Compte tenu de l’impact plus largement reconnu de la violence sexuelle sur les femmes et les filles, les organisations non gouvernementales (ONG) locales et internationales opérant dans les zones de conflit se concentrent généralement sur les femmes survivantes. Cette situation peut involontairement créer des « hiérarchies du viol » et conduire à des programmes dépourvus de ressources spécifiques et de formations pour les prestataires de santé, de services juridiques et sociaux, en matière de détection et de traitement des victimes masculines de violences sexuelles.

Les sous-déclarations sont nombreuses, par honte et par peur des poursuites pour sodomie

Comme pour les efforts pour documenter les viols des femmes et des filles, l’ampleur des violences sexuelles contre les hommes au Soudan reste inconnue. Cependant, l’absence de données ne signifie pas l’absence d’incidents.

Une longue tradition de dissimulation entoure ces violences, sous le couvert d’actes de torture, comme les castrations, les mutilations génitales, le déshabillage forcé et l’esclavage sexuel. Ces agressions sont également fréquentes dans les territoires palestiniens occupés.

Les mêmes présupposés patriarcaux de pouvoir et de contrôle qui, pendant des décennies, ont masqué les violences sexuelles contre les femmes cachent également les agressions contre les hommes et les garçons au Soudan. Le viol (juridiquement et socialement) reste majoritairement perçu comme s’exerçant contre des femmes qui « appartiennent » aux hommes. Les rares victimes masculines qui révèlent qu’elles ont été violées ne sont pas crues ou pas considérées comme de « vrais » hommes.

Ces stéréotypes d’un autre âge rendent difficile la reconnaissance des hommes en tant que victimes, entraînant une sous-déclaration massive. La honte, la crainte de poursuites pour sodomie ou le rejet social et familial en sont les causes principales. Un rapport du New York Times sur les hommes victimes de viol en RDC a indiqué que « les hommes, ici comme ailleurs, sont réticents à se manifester. Ceux qui l’ont fait sont souvent devenus des naufragés dans leurs villages, des figures solitaires et ridiculisées, appelées par dérision ‟femmes de la brousse” ».

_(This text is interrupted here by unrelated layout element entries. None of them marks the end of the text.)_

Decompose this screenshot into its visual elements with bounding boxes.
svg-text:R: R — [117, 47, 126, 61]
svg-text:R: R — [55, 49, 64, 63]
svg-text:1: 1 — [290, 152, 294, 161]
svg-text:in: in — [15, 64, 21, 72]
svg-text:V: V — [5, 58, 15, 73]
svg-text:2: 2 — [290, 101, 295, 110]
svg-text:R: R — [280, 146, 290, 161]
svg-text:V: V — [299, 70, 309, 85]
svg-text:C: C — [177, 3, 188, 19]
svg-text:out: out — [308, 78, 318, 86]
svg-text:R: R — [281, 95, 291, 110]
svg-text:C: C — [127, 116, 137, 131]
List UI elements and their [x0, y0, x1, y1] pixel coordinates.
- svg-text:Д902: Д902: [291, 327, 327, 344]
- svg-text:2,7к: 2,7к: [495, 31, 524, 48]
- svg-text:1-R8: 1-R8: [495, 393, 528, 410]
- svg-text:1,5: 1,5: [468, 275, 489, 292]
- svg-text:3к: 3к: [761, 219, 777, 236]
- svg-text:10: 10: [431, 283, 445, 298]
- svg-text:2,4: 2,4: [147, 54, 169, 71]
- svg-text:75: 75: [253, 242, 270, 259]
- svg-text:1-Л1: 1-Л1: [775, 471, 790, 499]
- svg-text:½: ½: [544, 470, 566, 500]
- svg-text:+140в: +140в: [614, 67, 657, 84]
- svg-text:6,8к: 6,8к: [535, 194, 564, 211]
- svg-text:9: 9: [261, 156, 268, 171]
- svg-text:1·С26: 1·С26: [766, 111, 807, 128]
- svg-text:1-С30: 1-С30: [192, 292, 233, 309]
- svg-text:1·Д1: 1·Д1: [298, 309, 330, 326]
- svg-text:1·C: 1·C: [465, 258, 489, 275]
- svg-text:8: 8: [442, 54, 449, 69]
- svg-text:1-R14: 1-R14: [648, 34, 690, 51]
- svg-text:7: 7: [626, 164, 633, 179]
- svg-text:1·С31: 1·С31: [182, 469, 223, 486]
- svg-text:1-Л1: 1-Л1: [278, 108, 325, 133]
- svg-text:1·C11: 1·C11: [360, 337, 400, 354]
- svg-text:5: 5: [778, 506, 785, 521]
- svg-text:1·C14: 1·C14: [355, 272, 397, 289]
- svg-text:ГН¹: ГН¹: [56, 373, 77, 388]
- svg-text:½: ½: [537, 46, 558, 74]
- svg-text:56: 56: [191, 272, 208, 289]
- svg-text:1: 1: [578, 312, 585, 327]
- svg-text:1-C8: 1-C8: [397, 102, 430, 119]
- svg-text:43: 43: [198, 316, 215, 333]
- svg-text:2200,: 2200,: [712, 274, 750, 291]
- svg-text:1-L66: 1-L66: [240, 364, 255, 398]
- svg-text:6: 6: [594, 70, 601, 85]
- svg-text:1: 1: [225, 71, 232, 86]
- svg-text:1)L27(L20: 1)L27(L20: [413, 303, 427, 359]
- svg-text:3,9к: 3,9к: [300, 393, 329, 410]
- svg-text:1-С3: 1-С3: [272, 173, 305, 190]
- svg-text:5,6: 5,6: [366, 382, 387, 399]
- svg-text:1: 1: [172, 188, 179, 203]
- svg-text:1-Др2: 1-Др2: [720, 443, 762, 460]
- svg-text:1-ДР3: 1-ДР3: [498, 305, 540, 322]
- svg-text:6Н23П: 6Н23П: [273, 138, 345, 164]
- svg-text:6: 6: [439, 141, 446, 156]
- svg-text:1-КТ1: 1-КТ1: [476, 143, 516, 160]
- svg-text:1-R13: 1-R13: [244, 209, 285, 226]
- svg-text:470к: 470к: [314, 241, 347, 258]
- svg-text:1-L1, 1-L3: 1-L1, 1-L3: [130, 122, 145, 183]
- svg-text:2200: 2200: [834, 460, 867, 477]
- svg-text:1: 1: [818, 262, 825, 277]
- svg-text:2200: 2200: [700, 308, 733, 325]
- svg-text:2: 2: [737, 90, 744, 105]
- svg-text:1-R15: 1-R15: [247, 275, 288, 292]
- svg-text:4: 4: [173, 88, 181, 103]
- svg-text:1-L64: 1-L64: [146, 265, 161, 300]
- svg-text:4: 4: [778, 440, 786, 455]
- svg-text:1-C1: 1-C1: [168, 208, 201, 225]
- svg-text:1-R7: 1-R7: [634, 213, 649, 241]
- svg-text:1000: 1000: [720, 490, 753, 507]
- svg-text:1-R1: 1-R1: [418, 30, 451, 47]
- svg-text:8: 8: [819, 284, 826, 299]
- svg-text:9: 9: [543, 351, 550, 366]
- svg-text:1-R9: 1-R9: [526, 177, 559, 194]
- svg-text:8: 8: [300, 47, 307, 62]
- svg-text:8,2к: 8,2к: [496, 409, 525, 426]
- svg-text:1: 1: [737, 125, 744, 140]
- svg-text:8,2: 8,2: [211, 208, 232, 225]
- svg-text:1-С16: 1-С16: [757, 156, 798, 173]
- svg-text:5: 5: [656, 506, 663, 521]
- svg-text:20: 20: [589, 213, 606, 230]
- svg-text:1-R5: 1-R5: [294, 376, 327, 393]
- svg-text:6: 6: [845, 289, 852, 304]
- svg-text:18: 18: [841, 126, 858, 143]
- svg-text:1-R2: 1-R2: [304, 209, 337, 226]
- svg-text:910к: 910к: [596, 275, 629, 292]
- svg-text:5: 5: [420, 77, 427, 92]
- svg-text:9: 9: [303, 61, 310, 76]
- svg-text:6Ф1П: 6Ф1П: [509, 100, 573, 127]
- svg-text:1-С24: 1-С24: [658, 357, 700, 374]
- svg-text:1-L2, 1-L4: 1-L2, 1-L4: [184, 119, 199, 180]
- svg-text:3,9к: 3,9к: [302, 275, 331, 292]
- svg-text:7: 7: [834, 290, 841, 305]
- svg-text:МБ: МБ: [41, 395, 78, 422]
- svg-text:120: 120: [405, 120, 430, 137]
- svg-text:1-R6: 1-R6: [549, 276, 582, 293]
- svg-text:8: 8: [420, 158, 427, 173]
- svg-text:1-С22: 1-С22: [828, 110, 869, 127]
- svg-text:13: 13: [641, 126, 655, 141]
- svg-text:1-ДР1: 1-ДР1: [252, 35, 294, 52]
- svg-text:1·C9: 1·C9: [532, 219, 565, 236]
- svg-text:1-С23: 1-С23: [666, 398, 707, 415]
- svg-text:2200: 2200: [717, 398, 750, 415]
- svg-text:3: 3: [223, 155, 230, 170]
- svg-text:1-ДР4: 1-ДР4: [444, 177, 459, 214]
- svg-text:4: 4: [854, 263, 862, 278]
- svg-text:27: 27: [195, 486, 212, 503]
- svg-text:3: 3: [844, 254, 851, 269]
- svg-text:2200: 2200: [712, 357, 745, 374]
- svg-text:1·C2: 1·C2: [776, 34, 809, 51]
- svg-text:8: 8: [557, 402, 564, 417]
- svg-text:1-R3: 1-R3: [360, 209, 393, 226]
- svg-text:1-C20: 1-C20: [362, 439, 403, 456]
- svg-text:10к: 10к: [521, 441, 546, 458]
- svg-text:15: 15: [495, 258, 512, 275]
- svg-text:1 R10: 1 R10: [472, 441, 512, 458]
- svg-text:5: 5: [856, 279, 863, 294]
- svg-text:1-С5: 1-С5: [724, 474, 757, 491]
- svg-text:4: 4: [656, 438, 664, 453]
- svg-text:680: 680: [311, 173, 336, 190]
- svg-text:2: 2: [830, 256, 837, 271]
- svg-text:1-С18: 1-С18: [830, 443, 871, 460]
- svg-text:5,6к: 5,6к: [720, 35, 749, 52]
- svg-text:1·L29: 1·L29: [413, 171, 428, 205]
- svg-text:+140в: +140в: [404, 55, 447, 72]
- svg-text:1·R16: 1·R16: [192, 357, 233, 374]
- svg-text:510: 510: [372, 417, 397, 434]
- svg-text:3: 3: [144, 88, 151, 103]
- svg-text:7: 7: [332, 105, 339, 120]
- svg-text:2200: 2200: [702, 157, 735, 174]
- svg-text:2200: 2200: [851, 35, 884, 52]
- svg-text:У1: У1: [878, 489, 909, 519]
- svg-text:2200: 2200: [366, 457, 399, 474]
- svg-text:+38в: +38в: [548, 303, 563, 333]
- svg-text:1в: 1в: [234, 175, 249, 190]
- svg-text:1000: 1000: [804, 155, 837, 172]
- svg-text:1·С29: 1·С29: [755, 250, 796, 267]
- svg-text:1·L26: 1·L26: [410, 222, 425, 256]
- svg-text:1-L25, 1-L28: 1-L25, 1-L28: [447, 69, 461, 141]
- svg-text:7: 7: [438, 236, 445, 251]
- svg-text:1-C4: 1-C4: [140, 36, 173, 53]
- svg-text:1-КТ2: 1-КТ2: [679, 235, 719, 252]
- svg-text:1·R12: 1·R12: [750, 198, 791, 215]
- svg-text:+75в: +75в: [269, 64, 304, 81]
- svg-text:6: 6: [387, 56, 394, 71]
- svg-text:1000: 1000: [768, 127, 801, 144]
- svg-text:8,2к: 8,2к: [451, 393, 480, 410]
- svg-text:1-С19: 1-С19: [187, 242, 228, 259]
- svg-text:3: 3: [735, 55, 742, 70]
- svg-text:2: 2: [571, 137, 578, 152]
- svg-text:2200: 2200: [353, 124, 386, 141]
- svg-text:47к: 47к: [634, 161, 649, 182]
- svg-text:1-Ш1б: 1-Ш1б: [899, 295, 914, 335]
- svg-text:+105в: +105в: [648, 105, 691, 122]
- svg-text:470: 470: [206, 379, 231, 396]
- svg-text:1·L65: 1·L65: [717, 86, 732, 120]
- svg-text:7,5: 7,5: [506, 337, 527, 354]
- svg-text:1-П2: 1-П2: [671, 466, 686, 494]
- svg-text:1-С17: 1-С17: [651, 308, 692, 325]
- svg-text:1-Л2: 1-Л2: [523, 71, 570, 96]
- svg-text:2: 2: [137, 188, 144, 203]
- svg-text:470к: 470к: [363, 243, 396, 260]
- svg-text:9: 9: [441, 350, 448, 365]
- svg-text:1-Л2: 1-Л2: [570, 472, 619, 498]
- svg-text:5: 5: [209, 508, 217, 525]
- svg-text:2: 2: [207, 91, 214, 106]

L’attention portée aux femmes dans les conflits peut créer des « hiérarchies du viol »

À court terme, la priorité doit être donnée à un cessez-le-feu et à l’ouverture de couloirs humanitaires pour soulager les souffrances immédiates du peuple soudanais. L’assouplissement récent des restrictions sur la circulation des camions transportant l’aide est encourageant, bien que les conditions de cet arrangement et sa durée restent incertaines. Quoi qu’il en soit, une collaboration avec le vaste réseau d’ONG locales et de groupes de volontaires en première ligne pourrait renforcer ces efforts.

En parallèle, les partenaires locaux et internationaux doivent unir leurs ressources pour que justice soit faite, en documentant les crimes, en préservant les preuves et en permettant des poursuites efficaces.

Les services psychosociaux pour les survivants de violences sexuelles, hommes et femmes, doivent être renforcés, ainsi que le financement de la formation et de la sensibilisation des premiers intervenants pour mieux protéger les hommes et les garçons. Ces interventions sont essentielles pour jeter les bases d’une reconstruction sociale et d’une paix durable au Soudan.